The frowning eyes of that pretty girl stuck with him.

He pressed his fist against his mouth, trying to force the sudden intense, almost lyrical sadness away from him.

An irrational and brute stupid reason made her judgement mean more to him than that of the rest of the crowd. Maybe it was just that she was particularly pretty. But there was more to it. It was something intelligent in her eyes.

He did not want that particular girl to pity him.

Darcy could not presently adopt that patina of sophistication that ordinarily let him dismiss the pretty gentlewomen at assemblages such as this as rural, country town creatures who lacked in accomplishment and who could not be worthy his interest.

He was a man with the high standing of Fitzwilliam Darcy.

That was what his father would have told him to think.

Darcy still did not want her to pity him.

A cold gust of wind cut through his waistcoat. It helped Darcy recover himself and calm his roiling stomach. But for the fifth time this night, he cursed the foolish notion that had made him determine that dancing and society would be a salutary balm to his melancholy.

As Darcy turned around to reenter the cacophonous ballroom, a conversation carried out through the balcony door and to his ears.

"We have no standing to judge him." A female voice that Darcy knew, half from memory and half from instinct, was that of the beautiful woman with the pitying eyes.

"If he'd wished to not be a matter of general conversation, he would not have been so rich. Mr. Darcy has no cause for complaint." And this was from a male voice which Darcy did not recognize at all.

"No cause for complaint? Be reasonable! Lucas, I beg you to be reasonable! He is devastated that his sister eloped with a fortune hunter. And I cannot say that I would stand up so well if the world gabbled about my suffering."

"Scandalous sister. And such a joke — you heard, his father's godson? The steward's son." A scathing laugh. "Any case, I do not believe he suffers at all. The very rich expect their family members to do such things. And they particularly wish to be spoken of."

"Wish to be spoken of?

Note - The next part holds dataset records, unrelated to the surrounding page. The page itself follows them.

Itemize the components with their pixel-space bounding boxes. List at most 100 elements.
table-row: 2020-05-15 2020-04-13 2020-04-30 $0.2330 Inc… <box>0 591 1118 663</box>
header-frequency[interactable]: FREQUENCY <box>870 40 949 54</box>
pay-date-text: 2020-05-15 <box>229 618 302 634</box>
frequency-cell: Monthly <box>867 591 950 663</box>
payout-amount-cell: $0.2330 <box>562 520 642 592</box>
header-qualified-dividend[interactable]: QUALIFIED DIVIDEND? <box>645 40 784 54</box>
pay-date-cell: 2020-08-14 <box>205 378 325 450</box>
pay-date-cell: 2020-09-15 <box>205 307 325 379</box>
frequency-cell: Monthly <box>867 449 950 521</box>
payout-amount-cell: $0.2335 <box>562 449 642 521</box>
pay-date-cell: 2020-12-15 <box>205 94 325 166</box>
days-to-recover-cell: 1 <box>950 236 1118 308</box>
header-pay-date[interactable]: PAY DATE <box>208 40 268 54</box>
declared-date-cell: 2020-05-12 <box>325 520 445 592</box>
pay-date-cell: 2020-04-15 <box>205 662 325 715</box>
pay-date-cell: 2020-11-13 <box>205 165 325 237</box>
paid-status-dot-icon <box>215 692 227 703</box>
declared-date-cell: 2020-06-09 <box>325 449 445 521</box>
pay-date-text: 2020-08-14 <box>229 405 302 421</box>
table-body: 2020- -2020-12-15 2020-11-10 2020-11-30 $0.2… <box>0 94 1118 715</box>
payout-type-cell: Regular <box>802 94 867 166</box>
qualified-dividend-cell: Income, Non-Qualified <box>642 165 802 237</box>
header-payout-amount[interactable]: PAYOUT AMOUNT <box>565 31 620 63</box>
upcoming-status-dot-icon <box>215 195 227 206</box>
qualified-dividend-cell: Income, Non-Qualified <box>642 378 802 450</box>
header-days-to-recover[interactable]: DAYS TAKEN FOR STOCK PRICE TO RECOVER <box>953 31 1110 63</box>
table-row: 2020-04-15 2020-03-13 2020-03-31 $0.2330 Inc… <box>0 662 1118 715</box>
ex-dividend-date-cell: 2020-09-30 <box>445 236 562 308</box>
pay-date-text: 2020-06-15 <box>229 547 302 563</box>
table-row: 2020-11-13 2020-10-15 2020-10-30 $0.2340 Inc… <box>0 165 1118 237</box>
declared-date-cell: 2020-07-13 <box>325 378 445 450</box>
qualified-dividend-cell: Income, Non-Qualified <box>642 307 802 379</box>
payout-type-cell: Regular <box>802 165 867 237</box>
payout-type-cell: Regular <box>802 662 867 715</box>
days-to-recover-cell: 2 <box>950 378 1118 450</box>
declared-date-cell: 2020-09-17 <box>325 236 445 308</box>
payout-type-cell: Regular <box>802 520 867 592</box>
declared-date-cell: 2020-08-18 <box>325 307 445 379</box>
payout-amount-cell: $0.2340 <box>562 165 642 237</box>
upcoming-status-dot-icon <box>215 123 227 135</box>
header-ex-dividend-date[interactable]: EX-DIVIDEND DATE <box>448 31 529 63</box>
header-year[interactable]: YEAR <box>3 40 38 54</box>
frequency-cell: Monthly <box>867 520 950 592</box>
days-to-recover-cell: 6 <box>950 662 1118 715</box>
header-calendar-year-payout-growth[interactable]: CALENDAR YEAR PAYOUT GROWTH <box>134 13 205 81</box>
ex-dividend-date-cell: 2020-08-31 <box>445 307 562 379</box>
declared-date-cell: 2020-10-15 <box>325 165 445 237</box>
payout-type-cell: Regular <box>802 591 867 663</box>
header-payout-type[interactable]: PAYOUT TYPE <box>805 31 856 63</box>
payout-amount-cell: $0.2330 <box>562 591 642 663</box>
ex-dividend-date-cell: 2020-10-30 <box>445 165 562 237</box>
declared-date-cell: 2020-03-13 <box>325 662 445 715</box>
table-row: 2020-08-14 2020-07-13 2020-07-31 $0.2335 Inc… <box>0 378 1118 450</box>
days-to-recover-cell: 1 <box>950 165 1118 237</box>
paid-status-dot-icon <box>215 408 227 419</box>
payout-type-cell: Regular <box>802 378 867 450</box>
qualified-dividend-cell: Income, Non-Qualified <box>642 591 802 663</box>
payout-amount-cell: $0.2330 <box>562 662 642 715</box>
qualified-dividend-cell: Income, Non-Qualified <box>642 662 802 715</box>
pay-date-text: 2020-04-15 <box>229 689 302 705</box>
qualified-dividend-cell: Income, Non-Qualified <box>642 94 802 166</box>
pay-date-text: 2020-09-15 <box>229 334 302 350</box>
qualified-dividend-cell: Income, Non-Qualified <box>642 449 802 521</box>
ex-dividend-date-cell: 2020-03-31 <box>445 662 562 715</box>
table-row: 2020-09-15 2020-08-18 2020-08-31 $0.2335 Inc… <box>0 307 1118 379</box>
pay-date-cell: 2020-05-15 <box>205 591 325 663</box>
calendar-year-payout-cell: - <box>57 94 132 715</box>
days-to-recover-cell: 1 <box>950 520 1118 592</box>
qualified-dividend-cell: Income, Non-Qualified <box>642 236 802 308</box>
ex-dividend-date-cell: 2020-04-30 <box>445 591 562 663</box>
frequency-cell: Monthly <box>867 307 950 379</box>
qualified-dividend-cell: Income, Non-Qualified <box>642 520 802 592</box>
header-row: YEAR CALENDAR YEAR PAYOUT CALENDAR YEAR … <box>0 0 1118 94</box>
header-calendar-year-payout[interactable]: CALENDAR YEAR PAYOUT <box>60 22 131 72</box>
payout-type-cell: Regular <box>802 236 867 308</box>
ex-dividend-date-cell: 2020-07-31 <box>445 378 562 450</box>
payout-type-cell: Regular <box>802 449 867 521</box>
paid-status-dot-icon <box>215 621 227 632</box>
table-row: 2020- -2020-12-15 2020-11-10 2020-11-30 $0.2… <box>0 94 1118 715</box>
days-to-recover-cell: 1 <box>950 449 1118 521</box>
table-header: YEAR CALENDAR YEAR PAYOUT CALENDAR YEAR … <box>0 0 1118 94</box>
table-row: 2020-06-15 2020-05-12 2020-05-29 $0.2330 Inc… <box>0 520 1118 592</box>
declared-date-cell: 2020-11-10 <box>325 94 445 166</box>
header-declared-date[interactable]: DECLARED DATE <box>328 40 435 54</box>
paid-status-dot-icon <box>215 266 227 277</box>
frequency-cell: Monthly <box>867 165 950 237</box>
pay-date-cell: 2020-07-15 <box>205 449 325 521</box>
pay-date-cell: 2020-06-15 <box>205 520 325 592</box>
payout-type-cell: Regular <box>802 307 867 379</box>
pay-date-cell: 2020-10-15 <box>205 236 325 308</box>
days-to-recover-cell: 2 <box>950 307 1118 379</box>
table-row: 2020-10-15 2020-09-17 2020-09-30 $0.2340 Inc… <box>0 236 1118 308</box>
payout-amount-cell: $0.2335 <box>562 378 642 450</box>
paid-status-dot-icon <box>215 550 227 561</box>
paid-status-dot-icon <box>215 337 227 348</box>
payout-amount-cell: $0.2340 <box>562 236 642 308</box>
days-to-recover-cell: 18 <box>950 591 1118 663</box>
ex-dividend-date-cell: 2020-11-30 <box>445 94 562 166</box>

What if your sister Maria, or mine Lydia, had behaved in such a manner? Would you enjoy how you'd become the endless source of conversation for your neighbors?"

"This is quite the opposite of your usual notions, Miss Lizzy."

"While I delight to laugh at the inconsistencies and oddities of my neighbors, I dearly hope I am never cruel."

"It is not cruel to smile to see a very rich man humbled."

There was no reply from the woman.

"I'd expected your sharp tongue to skewer this fellow—" The gentleman continued, "He cuts a ridiculous figure. Tall, an expression like his favorite hunting bitch had relieved herself in his boots, and above speaking to anyone."

"You misjudge him! I insist that you do." There was a sparkle of bright laughter. "Perhaps I would find him an object of fun… except there is something in his eyes. He feels deeply. I insist upon it."

Full of discomfort at what was said combined with a sense that he would act dishonorably if he continued to listen to this conversation without revealing his presence, Darcy threw his shoulders back and held his head high. He pushed aside the curtain separating the balcony from the rooms.

He would still act in a manner worthy of his family name.

The conversing pair directly faced the door, and they watched him step through. The gentleman and the pretty girl. She was tapping her fan rhythmically against her forearm, but she stopped when she saw him. He recalled her name during the moment of awkwardness as they both realized that Mr. Darcy had heard some portion of their conversation. She was a Miss Elizabeth. The last name started with a B.

Darcy inclined his head to them. They inclined their heads back to him.

And then his eyes met hers.

It was like he'd been thrown from his horse. And he didn't think it was pity in her eyes anymore.

He made himself to walk away, his fine dancing slippers making barely a sound.

However, he had noticed, perhaps against his own will, that the flush in the girl's face made her even prettier than before.

For the rest of the night, no matter which corner of the ballroom Darcy chose to stand about in his stupid manner, he always was aware of exactly where that girl was, and what she was doing.